Mrs Bonner saw that she could no longer defer the moment of explaining the presence of the German, so she said:

‘This is Mr Voss, the explorer. Who is soon to leave for the bush.’

Formal in its inception, it sounded somehow funny at its end, for neither Mrs Bonner nor Mrs Pringle could be expected to take seriously a move so remotely connected with their own lives.

‘The gentlemen are down there,’ said Mrs Pringle, hoping to dispose of an embarrassment. ‘They are discussing something. Mr Pitt has also come, and Woburn McAllister, and a nephew or two.’

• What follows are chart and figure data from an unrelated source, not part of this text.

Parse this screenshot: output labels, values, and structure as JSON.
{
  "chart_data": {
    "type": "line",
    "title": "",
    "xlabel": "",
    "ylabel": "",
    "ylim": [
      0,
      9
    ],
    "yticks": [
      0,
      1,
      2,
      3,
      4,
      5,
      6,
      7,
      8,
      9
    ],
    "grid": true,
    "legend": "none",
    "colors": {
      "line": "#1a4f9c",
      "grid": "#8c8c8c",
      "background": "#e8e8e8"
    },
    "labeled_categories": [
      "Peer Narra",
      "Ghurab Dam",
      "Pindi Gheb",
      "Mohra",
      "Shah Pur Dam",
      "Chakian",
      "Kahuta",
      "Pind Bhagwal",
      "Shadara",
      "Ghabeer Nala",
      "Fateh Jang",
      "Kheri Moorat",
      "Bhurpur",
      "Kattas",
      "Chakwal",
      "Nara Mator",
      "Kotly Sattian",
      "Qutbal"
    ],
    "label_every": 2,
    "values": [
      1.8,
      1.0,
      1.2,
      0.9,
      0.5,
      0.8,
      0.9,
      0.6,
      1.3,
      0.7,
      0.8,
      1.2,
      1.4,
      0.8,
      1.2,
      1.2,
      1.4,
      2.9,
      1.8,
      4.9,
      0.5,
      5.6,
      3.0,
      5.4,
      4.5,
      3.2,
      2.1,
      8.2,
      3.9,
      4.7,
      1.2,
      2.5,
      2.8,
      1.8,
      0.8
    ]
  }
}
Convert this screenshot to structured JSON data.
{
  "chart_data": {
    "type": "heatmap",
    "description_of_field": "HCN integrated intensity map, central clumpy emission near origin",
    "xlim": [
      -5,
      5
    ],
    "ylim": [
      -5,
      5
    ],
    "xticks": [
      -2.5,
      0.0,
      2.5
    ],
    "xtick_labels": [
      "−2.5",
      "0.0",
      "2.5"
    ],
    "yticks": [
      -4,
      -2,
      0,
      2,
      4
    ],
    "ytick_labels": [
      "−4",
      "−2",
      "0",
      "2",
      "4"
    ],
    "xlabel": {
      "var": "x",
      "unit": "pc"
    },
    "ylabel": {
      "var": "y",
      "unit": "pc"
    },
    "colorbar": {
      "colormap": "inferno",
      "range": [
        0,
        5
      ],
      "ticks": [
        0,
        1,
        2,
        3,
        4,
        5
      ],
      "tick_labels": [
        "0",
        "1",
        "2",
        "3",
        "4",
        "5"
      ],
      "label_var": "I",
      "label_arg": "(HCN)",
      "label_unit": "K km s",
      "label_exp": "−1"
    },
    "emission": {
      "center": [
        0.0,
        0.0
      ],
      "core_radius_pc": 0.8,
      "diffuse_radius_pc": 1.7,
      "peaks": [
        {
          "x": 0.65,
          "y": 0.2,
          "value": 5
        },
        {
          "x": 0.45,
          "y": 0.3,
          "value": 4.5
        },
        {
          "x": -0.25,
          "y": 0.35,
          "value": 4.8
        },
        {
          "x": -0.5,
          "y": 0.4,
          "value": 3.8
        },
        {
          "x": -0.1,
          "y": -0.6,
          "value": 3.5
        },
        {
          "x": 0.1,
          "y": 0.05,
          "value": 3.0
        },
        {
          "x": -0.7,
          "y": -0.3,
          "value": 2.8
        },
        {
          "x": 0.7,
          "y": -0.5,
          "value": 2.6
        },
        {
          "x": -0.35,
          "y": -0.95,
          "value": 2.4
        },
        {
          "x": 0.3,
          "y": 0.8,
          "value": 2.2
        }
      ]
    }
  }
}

Many children were running about, in clothes that caught on twigs. Brightly coloured laughter hung from the undergrowth.

Voss would have liked to retire into his own thoughts, and did to a certain extent. He loked rather furry in his self-absorption. The nap of his hat had been roughed up, and he was cheaply dressed, and angular, and black. Nobody would know what to do with him, unless he did himself.

So Mrs Pringle and Mrs Bonner looked hopefully in that direction in which the gentlemen were said to be.

‘You girls go down with Mr Voss,’ insisted Mrs Pringle, conscripting an impregnable army, ‘while Mrs Bonner and I have a little chat.’